Security risk professionals need to assess asset values to add business context to vulnerability management prioritization. NopSec understands that it might be difficult to perform this for various reasons (e.g., dynamic assets, security’s lack of business knowledge). Assigning asset values is important as it enables security and IT teams to align on the business priorities. That is why NopSec offers asset value recommendations.
Why Asset Prioritization?
When it comes to Vulnerability management, InfoSec and IT teams are definitely aware of threat risk which translates as where organizations are most likely to get attack. There is always criticality of Vulnerability itself. But there is a third component which is Asset. Not all assets are valued equally. Some are more important than others either based on data they’re holding or who owns it. That is why asset prioritization is so impactful when it comes to vulnerability management.
Challenge of Assigning Asset Values
We have heard from our customers over and over again how it is difficult to assign asset values.
The most common challenge is that IT team lacks direct knowledge of business value of individual assets.
NopSec’s Unified VRM centralizes vulnerability, threat and asset data which help organizations to have one pane of glass on their true risk health. This enables organizations to align IT and security teams to minimize organizational risk.
How do we do it?
We gather the data from scanners, endpoints and/or CMDB. Firstly, we look at them from a threat perspective.

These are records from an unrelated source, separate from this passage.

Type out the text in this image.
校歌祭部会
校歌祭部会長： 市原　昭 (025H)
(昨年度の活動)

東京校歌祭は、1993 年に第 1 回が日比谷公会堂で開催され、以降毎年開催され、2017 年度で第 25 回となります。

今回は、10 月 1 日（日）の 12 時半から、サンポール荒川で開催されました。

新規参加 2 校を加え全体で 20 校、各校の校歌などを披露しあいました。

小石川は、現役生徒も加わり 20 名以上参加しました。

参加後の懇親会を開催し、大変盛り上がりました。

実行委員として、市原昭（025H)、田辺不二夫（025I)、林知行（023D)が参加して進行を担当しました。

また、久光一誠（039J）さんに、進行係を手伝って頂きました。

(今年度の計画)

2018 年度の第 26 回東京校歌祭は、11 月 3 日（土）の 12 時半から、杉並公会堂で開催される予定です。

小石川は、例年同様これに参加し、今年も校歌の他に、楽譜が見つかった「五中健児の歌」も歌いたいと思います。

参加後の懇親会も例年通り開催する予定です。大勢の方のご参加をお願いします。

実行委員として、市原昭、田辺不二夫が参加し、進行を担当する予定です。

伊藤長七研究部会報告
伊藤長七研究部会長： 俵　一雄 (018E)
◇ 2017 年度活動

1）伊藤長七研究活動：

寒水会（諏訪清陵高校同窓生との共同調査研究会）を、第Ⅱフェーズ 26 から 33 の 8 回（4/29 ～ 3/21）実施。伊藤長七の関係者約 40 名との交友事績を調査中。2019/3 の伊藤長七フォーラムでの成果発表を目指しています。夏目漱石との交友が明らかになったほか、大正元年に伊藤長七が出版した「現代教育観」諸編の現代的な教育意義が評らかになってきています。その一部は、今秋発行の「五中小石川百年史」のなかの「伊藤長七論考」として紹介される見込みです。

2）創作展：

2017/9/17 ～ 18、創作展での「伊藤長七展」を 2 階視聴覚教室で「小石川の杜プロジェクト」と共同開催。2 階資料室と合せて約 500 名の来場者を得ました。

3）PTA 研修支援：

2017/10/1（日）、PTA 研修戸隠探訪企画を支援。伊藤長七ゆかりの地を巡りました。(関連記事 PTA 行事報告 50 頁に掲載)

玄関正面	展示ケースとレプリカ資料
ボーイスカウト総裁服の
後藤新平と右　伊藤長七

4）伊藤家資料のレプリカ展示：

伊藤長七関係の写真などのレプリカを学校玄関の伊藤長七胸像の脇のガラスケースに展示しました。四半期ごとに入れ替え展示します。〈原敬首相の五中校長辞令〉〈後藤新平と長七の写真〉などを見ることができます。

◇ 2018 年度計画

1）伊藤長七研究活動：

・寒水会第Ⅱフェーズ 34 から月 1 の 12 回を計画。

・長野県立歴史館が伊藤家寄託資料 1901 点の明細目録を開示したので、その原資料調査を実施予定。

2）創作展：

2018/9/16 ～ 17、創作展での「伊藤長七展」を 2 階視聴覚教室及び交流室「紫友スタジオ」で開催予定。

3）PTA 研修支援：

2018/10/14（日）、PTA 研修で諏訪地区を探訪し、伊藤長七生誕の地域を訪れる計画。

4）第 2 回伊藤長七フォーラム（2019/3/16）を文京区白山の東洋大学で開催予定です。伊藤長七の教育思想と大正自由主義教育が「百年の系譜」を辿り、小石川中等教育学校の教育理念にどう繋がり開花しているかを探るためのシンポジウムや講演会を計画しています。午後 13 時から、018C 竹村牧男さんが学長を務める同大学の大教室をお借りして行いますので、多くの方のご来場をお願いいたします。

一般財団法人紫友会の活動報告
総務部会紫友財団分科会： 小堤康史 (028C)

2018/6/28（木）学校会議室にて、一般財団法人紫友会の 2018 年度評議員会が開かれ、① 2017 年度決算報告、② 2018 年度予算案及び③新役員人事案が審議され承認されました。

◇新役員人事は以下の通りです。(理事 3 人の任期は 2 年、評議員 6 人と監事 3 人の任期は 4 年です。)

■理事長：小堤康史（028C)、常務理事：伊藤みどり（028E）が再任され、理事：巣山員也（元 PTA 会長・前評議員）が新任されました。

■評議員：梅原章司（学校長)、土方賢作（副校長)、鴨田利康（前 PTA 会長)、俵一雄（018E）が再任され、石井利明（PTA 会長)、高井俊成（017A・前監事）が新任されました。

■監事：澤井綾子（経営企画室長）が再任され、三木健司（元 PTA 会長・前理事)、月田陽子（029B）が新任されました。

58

Secondly, we look at their service criticality. In our research, we have discovered the security team has access to clues in their data. Those clues breakdown into the vulnerability itself, the asset it lives on, and your team’s past remediation behavior. By looking at these technical characteristics, we can in many cases indirectly identify the value of the asset, or have a very good guess.
Lastly, We look at value proxies, other words we look at the data itself such as # of services, # of Users or Uptime etc.